Here we report new evidence from Hg speciation studies (sequential chemical extractions) of sediments in several Canadian Arctic lakes. In one shallow coastal lake on Devon Island, NU, the concentrations of organic matter-bound (i.e. oxidizable) Hg were significantly higher (P<0.001) during the early 15th century (i.e., Medieval Warm Period) than in sediments deposited before and afterwards during cooler periods. Other Hg fractions (mineral, acid-extractable, water-soluble) mostly did not change. In this lake, virtually all of the variation in pre-industrial total Hg concentrations over 500 years was explained by organic-bound Hg (r2=0.99, p<0.001, N=9). An identical result (r2=0.99, p<0.001, N=7) was found in a shallow Mackenzie Delta lake, NWT, over 1,500 years. In both lakes, the variation in organic-Hg was significantly correlated with the algal proxy S2 carbon. During the 20th century in 3 lakes, significant increases occurred in the organic-bound Hg fraction compared to the pre-industrial period, in tandem with increased S2 carbon, diatoms and Arctic air temperatures. Most of the increase in 20th century total Hg concentrations could be explained by the increase in organic-bound Hg and, in turn, by algal biomass. These findings support the scavenging hypothesis, whereby major changes in phytoplankton abundance in a lake's water column may alter sedimentary Hg concentrations. Rapid absorption of available Hg by living algae, or adsorption onto the reactive surfaces of algal detritus and other types of particulate organic matter, followed by their sedimentation is the most likely mechanism.

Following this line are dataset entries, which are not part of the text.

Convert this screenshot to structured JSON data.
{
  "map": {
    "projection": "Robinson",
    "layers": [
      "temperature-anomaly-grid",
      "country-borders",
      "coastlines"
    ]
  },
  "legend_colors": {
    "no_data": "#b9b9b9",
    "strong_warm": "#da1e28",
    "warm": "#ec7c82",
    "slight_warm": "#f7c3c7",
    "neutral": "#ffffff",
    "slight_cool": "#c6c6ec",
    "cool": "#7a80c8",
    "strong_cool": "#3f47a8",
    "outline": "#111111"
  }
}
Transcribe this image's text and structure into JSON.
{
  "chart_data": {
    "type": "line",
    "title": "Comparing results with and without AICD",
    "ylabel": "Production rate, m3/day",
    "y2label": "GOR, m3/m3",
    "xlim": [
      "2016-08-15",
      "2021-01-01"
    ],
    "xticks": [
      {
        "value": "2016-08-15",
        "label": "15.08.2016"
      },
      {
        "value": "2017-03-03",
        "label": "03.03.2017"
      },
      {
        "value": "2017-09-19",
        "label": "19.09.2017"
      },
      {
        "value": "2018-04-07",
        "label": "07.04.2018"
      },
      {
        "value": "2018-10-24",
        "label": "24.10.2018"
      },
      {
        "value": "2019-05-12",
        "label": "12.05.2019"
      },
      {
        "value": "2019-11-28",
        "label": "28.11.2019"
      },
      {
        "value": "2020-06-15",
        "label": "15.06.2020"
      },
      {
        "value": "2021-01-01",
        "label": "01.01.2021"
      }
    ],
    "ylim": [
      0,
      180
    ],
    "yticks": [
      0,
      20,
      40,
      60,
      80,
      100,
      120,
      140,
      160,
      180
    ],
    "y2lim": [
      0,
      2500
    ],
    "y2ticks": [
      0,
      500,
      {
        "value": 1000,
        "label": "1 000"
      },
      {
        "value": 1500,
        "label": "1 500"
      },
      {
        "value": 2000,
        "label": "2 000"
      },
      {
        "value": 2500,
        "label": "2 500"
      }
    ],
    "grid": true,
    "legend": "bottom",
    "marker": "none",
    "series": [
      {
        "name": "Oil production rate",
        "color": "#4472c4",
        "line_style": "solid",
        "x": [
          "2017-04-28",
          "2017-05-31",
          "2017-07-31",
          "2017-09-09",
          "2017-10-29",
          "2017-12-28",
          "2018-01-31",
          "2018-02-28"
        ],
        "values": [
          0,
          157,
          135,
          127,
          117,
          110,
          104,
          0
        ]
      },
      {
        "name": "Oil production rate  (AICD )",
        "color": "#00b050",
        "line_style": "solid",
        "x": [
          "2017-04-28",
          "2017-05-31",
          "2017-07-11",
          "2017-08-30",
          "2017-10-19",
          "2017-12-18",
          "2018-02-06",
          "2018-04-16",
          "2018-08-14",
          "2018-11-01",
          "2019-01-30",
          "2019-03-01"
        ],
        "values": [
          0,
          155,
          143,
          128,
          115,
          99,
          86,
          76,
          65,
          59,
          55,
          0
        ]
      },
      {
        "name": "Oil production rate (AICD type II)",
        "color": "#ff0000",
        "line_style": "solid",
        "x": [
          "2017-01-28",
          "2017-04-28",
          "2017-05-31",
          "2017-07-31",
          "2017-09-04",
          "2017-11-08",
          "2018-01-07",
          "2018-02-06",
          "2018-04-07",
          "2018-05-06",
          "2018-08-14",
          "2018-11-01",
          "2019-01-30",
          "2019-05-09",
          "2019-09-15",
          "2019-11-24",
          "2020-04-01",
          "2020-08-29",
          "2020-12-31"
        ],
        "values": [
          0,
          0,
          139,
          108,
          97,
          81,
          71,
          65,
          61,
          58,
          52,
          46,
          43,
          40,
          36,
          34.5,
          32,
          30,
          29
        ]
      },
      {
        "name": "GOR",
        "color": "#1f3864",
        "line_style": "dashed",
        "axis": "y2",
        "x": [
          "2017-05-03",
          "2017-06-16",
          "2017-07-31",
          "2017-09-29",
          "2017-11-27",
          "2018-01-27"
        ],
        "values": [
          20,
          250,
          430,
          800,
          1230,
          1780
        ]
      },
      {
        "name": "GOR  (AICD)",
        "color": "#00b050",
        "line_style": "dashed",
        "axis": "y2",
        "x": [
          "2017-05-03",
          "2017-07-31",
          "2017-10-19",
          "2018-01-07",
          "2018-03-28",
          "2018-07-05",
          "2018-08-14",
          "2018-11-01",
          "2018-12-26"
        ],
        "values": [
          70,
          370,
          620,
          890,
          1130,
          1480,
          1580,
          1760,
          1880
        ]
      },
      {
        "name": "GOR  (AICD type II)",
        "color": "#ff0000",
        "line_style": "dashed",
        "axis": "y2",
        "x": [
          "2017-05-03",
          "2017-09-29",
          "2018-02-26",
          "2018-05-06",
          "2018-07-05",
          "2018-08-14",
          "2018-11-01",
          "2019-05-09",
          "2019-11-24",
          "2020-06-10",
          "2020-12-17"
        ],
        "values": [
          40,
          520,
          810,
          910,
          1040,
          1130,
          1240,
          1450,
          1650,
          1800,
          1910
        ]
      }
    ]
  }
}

Human-derived Hg pollution is undoubtedly present in the Arctic. However, these findings indicate that northern lake sediments are not simply recorders of atmospheric Hg deposition, but also record (in Hg) a climate signal. Therefore, interpretation of the 20th century Hg increases as being solely due to long-range pollution, and calculating pollutant Hg fluxes based on these increases, is incorrect. Statistically accounting for the climate effect leads to the conclusion that the atmospheric input of Hg pollution to these lakes is considerably smaller than previously reported.
Résumé(Résumé en langage clair et simple, non publié)
Cette étude indique que les changements climatiques dans le nord du Canada, tant au cours de la période médiévale que récemment, ont influencé le taux d'incorporation du mercure dans les sédiments lacustres. Le mercure est un métal potentiellement toxique, très préoccupant pour les collectivités nordiques. En examinant la façon dont le mercure est lié dans les sédiments et la façon dont ceci change avec le climat, nous avons été en mesure de démontrer que les sédiments lacustres ne reflètent pas simplement le dépôt du mercure atmosphérique, mais aussi l'évolution du climat. L'interprétation selon laquelle les accroissements récents importants de la teneur en mercure dans les sédiments ont pour seule cause la pollution locale ou à grande distance est donc incorrecte.